When corporations dodge their taxes, the rest of us have to make up for what's missing. We pay for it in higher taxes, underfunded public services, or more debt.

We also pay -- big time -- at the prescription counter. The ATF report revealed that Pfizer routinely boosted its drug prices by 10 times the rate of inflation in recent years. Folks in the Medicare drug program saw the price of seven leading drugs for the elderly spike 23 times the rate of inflation between 2013-15. The price of the cholesterol-lowering drug Lipitor went up almost 40 percent.

Adding insult to injury, Pfizer charges just a fraction of these prices in the nation it hopes to call its official home: Ireland, a tax haven. Over there, you'd pay the equivalent of about a dime a dose for the estrogen treatment Premarin. Here, it would cost you almost $4.

Since Pfizer wants to pay Irish tax rates without actually moving to Ireland, why can't American consumers pay Irish drug prices without crossing the Atlantic?

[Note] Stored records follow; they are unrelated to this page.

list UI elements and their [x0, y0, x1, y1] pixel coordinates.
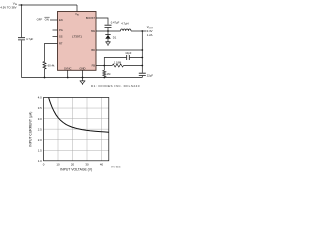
svg-text:1.0: 1.0 — [38, 159, 42, 163]
wire R1 to VOUT — [124, 65, 143, 67]
svg-text:D1: DIODES INC. DFLS240: D1: DIODES INC. DFLS240 — [91, 84, 140, 88]
svg-text:FB: FB — [92, 64, 96, 68]
capacitor C2 0.47uF — [105, 25, 112, 27]
wire RT — [45, 44, 58, 62]
wire SS stub — [53, 36, 58, 38]
gridlines — [44, 98, 109, 161]
svg-text:30: 30 — [85, 163, 89, 167]
wire FB — [96, 65, 112, 67]
capacitor C4 10pF branch — [104, 58, 142, 66]
svg-text:2.0: 2.0 — [38, 138, 42, 142]
svg-text:LT3971: LT3971 — [72, 35, 82, 39]
wire VIN rail top — [19, 4, 78, 6]
wire VOUT vertical — [141, 31, 143, 73]
svg-text:3971 TA01b: 3971 TA01b — [111, 165, 121, 168]
wire input branch upper — [21, 5, 23, 37]
svg-text:SYNC: SYNC — [64, 66, 72, 70]
wire SW to VOUT — [131, 30, 147, 32]
svg-text:OFF: OFF — [37, 17, 43, 21]
svg-text:BD: BD — [91, 48, 95, 52]
capacitor C3 22uF — [139, 73, 146, 75]
svg-text:GND: GND — [80, 66, 86, 70]
svg-text:SW: SW — [91, 29, 96, 33]
wire RT resistor to ground — [44, 69, 46, 78]
resistor R2 1M — [103, 66, 106, 78]
wire SW — [96, 30, 121, 32]
chart frame — [28, 96, 120, 172]
wire VIN pin stub — [76, 5, 78, 12]
svg-text:D1: D1 — [113, 36, 117, 40]
svg-text:60.4k: 60.4k — [48, 64, 55, 68]
svg-text:40: 40 — [100, 163, 104, 167]
diode D1 — [107, 31, 109, 34]
svg-text:1.18M: 1.18M — [114, 60, 122, 64]
svg-text:10: 10 — [56, 163, 60, 167]
node VOUT junction — [141, 30, 143, 32]
wire EN — [50, 19, 58, 21]
svg-text:INPUT CURRENT (µA): INPUT CURRENT (µA) — [28, 112, 32, 147]
resistor R1 1.18M — [112, 64, 123, 67]
node SW junction — [107, 30, 109, 32]
svg-text:10pF: 10pF — [125, 51, 131, 55]
ground (diode) — [105, 41, 110, 43]
svg-text:4.5V TO 38V: 4.5V TO 38V — [0, 6, 16, 10]
wire BD to VOUT — [96, 49, 142, 51]
svg-text:BOOST: BOOST — [86, 16, 95, 20]
svg-text:0.47µF: 0.47µF — [111, 21, 120, 25]
capacitor C1 4.7uF — [18, 38, 25, 40]
node VIN input label — [0, 2, 17, 10]
svg-text:4.7µF: 4.7µF — [26, 37, 33, 41]
svg-text:2.5: 2.5 — [38, 127, 42, 131]
op-amp U1 LT3971 body — [58, 12, 97, 71]
svg-text:SS: SS — [59, 35, 63, 39]
inductor L1 4.7uH — [121, 29, 131, 31]
wire ground rail — [22, 77, 143, 79]
node VOUT label — [147, 25, 154, 37]
y tick labels — [38, 96, 42, 163]
node OFF/ON label — [37, 17, 49, 21]
svg-text:1.2A: 1.2A — [147, 33, 153, 37]
svg-text:EN: EN — [59, 18, 63, 22]
svg-text:RT: RT — [59, 42, 63, 46]
axes frame — [44, 98, 109, 161]
wire BOOST to boost cap — [96, 18, 108, 25]
svg-text:ON: ON — [45, 17, 49, 21]
svg-text:20: 20 — [71, 163, 75, 167]
wire input branch lower — [21, 40, 23, 77]
wire PG stub — [53, 29, 58, 31]
svg-text:4.0: 4.0 — [38, 96, 42, 100]
svg-text:3.0: 3.0 — [38, 117, 42, 121]
curve input current — [49, 98, 109, 133]
ground (main) — [82, 78, 84, 81]
svg-text:PG: PG — [59, 28, 63, 32]
svg-text:1.5: 1.5 — [38, 148, 42, 152]
x tick labels — [43, 163, 104, 167]
svg-text:3.5: 3.5 — [38, 106, 42, 110]
svg-text:22µF: 22µF — [147, 73, 154, 77]
node junction VIN — [21, 4, 23, 6]
svg-text:INPUT VOLTAGE (V): INPUT VOLTAGE (V) — [60, 167, 92, 171]
resistor R3 60.4k — [43, 62, 46, 70]
svg-text:4.7µH: 4.7µH — [121, 22, 128, 26]
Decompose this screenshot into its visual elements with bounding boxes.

The answer, of course, is that Pfizer gets rich exploiting U.S. patients and taxpayers. The company's profit margin was up 50 percent last year over five years ago. A sizable portion of its domestic revenues come from sales to the U.S. government: a billion dollars a year in federal contracts.

That's right, Pfizer's not paying us the taxes we're due, but we're paying Pfizer.

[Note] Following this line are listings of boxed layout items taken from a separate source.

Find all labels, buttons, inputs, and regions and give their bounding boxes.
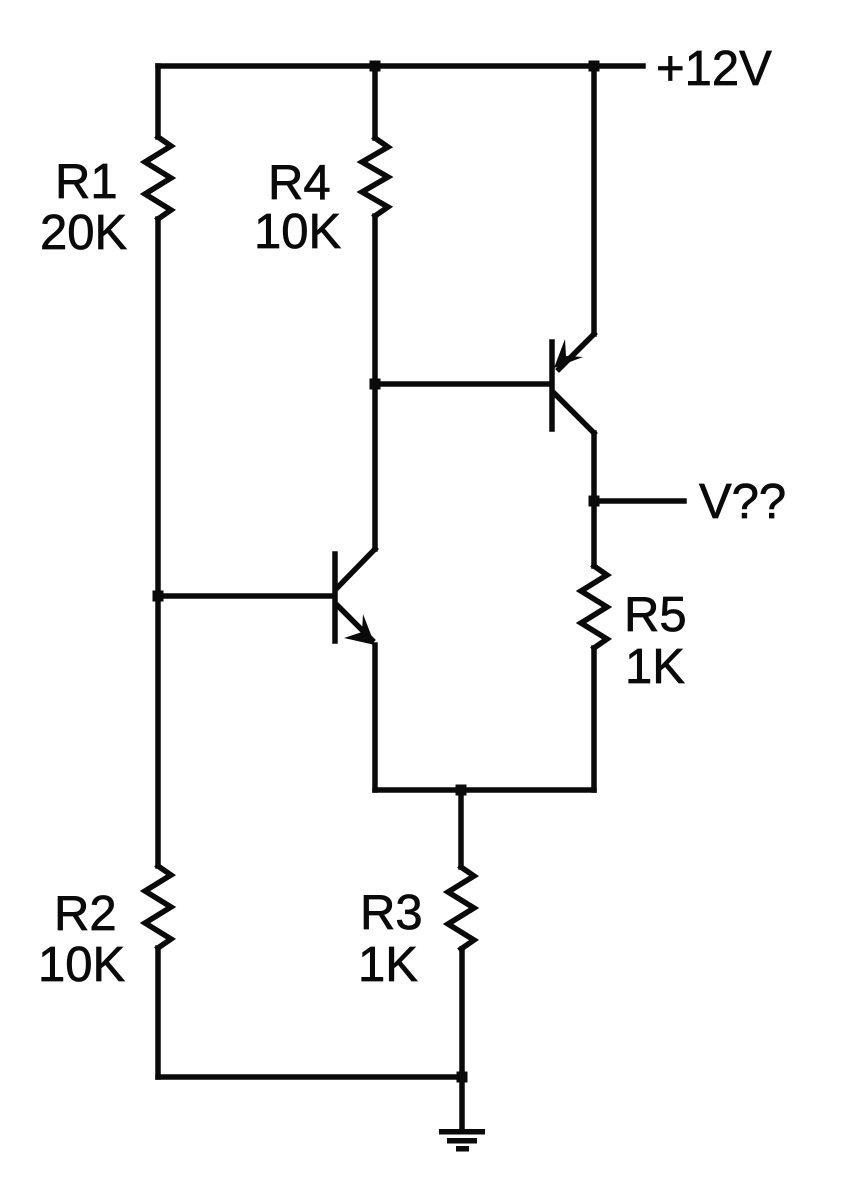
resistor R1 (145, 137, 171, 219)
node junction: top rail / Q2 emitter (589, 61, 600, 72)
wire Q2 base wire (375, 381, 550, 387)
ground symbol bars (439, 1129, 485, 1135)
resistor R2 (145, 866, 171, 948)
svg-text:R3: R3 (360, 886, 423, 940)
node junction: V?? output (589, 496, 600, 507)
svg-text:R2: R2 (54, 887, 117, 941)
node junction: R3 top (456, 785, 467, 796)
resistor R4 (362, 138, 388, 216)
node junction: Q2 base / R4 bottom (370, 379, 381, 390)
transistor Q1 emitter arrow (344, 614, 375, 645)
wire Q2 emitter up (591, 66, 597, 334)
svg-text:R5: R5 (624, 588, 687, 642)
svg-text:20K: 20K (40, 206, 128, 260)
svg-text:V??: V?? (699, 475, 786, 529)
svg-text:R1: R1 (55, 155, 118, 209)
wire V?? to R5 (591, 501, 597, 566)
wire Q1 base wire (158, 593, 333, 599)
transistor Q2 body (552, 334, 594, 433)
svg-text:R4: R4 (268, 156, 331, 210)
node junction: ground (457, 1072, 468, 1083)
wire R4 branch: rail to R4 (372, 66, 378, 138)
wire R5 bottom (591, 648, 597, 790)
wire bottom rail (158, 1074, 462, 1080)
svg-text:1K: 1K (625, 640, 685, 694)
node junction: Q1 base / divider (153, 591, 164, 602)
wire emitter rail (375, 787, 594, 793)
wire V?? stub (594, 498, 684, 504)
svg-text:10K: 10K (38, 938, 126, 992)
resistor R5 (581, 566, 607, 648)
wire left column: R1 to R2 (155, 219, 161, 866)
transistor Q1 body (335, 549, 375, 641)
transistor Q2 emitter arrow (554, 339, 583, 368)
wire left column: R2 to bottom rail (155, 948, 161, 1077)
wire left column: rail to R1 (155, 66, 161, 137)
ground stub (459, 1077, 465, 1130)
wire R3 bottom (459, 949, 465, 1077)
svg-text:1K: 1K (358, 938, 418, 992)
svg-text:+12V: +12V (656, 42, 772, 96)
wire R3 top (458, 790, 464, 867)
resistor R3 (448, 867, 474, 949)
svg-text:10K: 10K (254, 205, 342, 259)
node junction: top rail / R4 (370, 61, 381, 72)
wire Q1 emitter down (372, 645, 378, 790)
wire R4 bottom to Q1 collector (372, 216, 378, 549)
wire Q2 collector down (591, 433, 597, 501)
wire top +12V rail (158, 63, 643, 69)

We're also subsidizing huge pay packages for the company's CEO and other executives. Thanks to a perverse tax loophole, the more Pfizer pays its top brass, the less it pays in taxes.

Luckily, President Obama can stop Pfizer's biggest cash grab: that estimated $35 billion in unpaid taxes it wants to pocket by changing its mailing address. There are already Treasury Department rules in place to prevent this kind of overseas tax dodge. As now written, however, they wouldn't apply to Pfizer's cleverly-crafted deal. The Obama Administration needs to correct those regulations so they cover all American companies trying to exploit the loophole Pfizer is using. It already has the authority to do it.

But the President has to act fast. Pfizer's merger will be completed sometime this spring. And there's another, similar deal right behind it. Electronics manufacturer Johnson Controls -- saved by the U.S. taxpayer through the auto bailout -- has found its own Irish partner and hopes to wipe clean the taxes it owes on billions of dollars in profits offshore.

Congress should outlaw these unpatriotic corporate tax dodges. There are bills in both the House and Senate that would do it, but corporate lobbyists and their friends in Congress have bottled them up. In the meantime, the President can act alone to save the American people from Pfizer's ultimate rip-off.

Clemente is executive director of Americans for Tax Fairness.